The fight against Heathrow expansion

“If we want to leave a healthy planet for future generations, we simply can't allow a third runway to go ahead.” Jenny Bates, campaigner at Friends of the Earth, explains the environmental impacts of the Heathrow expansion.

Plane coming in to land at night
Plane coming in to land at night
Jenny Bates

From sweltering heatwaves in the UK to disastrous forest fires in the Amazon, the impacts of climate breakdown are already here. The time to stop these getting any worse is now, yet our government remains enthusiastic about high-carbon infrastructure projects such as the expansion of Heathrow. 

The fight against the planned third runway has been going on for years, as ministers keep on turning a blind eye to what would be an environmental disaster. Adding a third runway would increase the number of flights at Heathrow by 50 per cent – that’s an extra 700 planes a day, something that we just can’t allow to happen if we’re to avoid further devastating impacts of climate chaos at home and around the world.

Aviation emissions doubled between 1990 and 2016, and left unchecked these will continue to grow further. Yet the opposite is needed – we need fewer flights, not more. 

The High Court ruled in May that the government’s decision to allow the building of a third runway at Heathrow airport was lawful, but the third runway still isn’t a done deal. Friends of the Earth is continuing to legally challenge the government over its decision to allow the expansion of Heathrow. We’re taking the case to The Court of Appeal from 17 October.
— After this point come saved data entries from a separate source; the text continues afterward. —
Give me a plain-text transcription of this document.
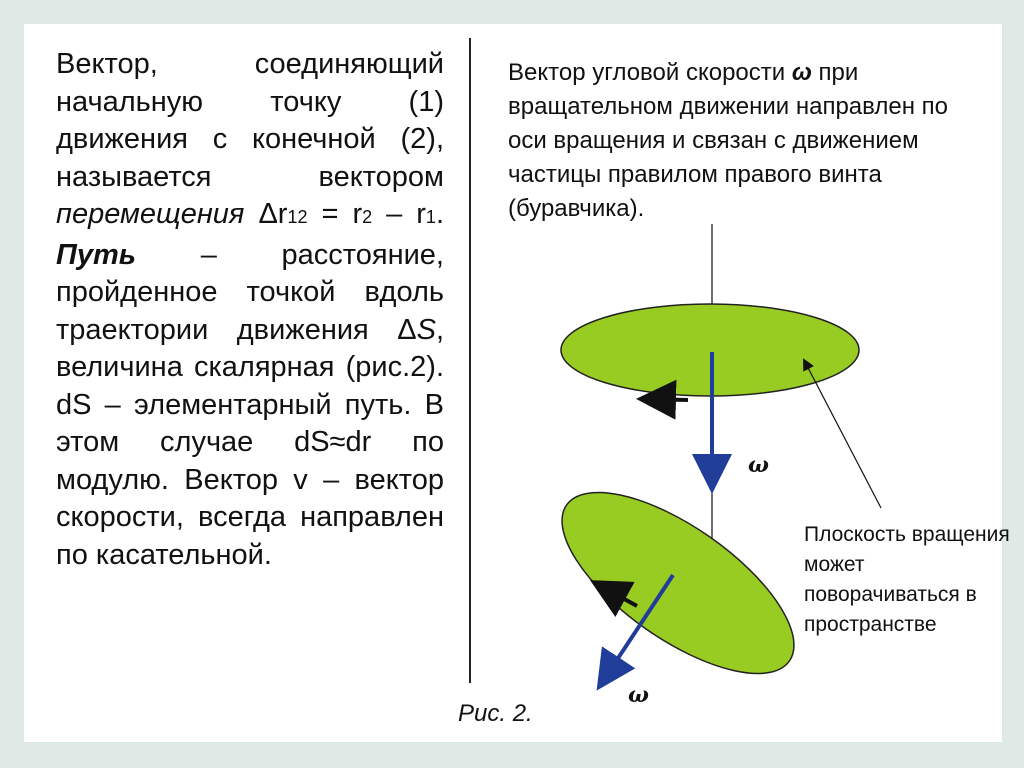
Вектор, соединяющий начальную точку (1) движения с конечной (2), называется вектором перемещения Δr12 = r2 – r1. Путь – расстояние, пройденное точкой вдоль траектории движения ΔS, величина скалярная (рис.2). dS – элементарный путь. В этом случае dS≈dr по модулю. Вектор v – вектор скорости, всегда направлен по касательной.
Вектор угловой скорости ω при вращательном движении направлен по оси вращения и связан с движением частицы правилом правого винта (буравчика).
ω
ω
Плоскость вращения может поворачиваться в пространстве
Рис. 2.
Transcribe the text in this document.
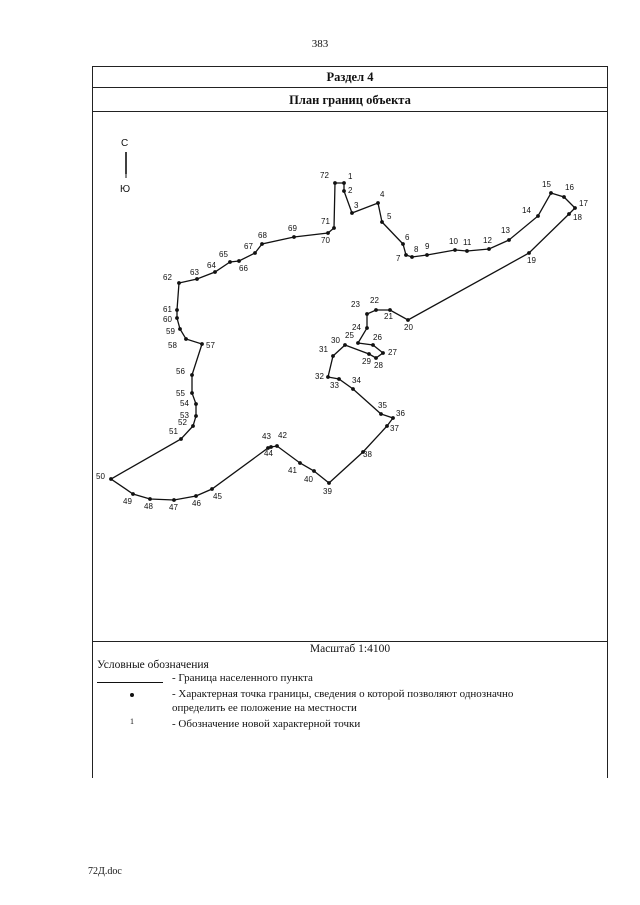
383
Раздел 4
План границ объекта
С
Ю
1
2
3
4
5
6
7
8 9
10 11 12
13
14
15 16
17
18
19
20
21
22
23
24
25 26
27
28
29
30
31
32
33
34
35
36
37
38
39
40
41
42
43
44
45
46
47
48
49
50
51
52
53
54
55
56
57
58
59
60
61
62
63
64
65
66
67
68
69
70
71
72
Масштаб 1:4100
Условные обозначения
- Граница населенного пункта
- Характерная точка границы, сведения о которой позволяют однозначно определить ее положение на местности
1	- Обозначение новой характерной точки
72Д.doc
We argue that the government has failed in its duties on sustainable development (looking after the interests of future generations) and that a third runway would leave them more at risk of inheriting a high-carbon world suffering climate breakdown. 

Our legal case is about climate justice and protecting future generations, but the impacts of an expanded Heathrow would be so wide that the project is facing several other legal challenges from others on grounds including air pollution. Air pollution in London – and most areas of the UK – is over legal limits, and in the capital alone causes thousands of early deaths, and many more to suffer ill health. Heathrow’s latest information admits that a third runway would directly lead to at least one new breach of legal air pollution limits – their plans would see more road traffic, and include huge car parks and access roads. The health consequences of this are unacceptable and must not be allowed to happen. 

Putting a stop to the expansion of Heathrow (and all other airports) doesn’t mean putting a stop to international travel. Ultimately, we’re campaigning for a world where international travel by train and boat is more affordable and attractive than flying. Excessive flying must be restricted, through means such as a frequent flyer levy. This isn’t about stopping everyone flying, it’s about changing the environmentally destructive frequent flying by a minority that has been fostered by airlines and governments.

 Airlines enjoy generous tax breaks on aviation fuel – and this loss of revenue costs the government billions each year. It is this that helps bring about the current state where a flight to the south of Spain can be purchased for the same amount, or even cheaper, than a train journey within the UK.

Expanding Heathrow will particularly benefit a minority of people, while leaving us all to suffer the awful impact on the environment. There’s still time to make your voice heard. This consultation on the third runway is open until 13 September and you can put your views to your MP too. We’ll also be helping to organise a demo to take place outside the courts as the hearing begins – follow us @friends_earth or sign up to our newsletter by visiting friendsoftheearth.uk to be kept updated on this.

Boris Johnson has previously said that he’d lie down in front of the bulldozers to stop the expansion project and has recently said that he’s keeping a keen eye on the court case. Let’s not let him forget these promises.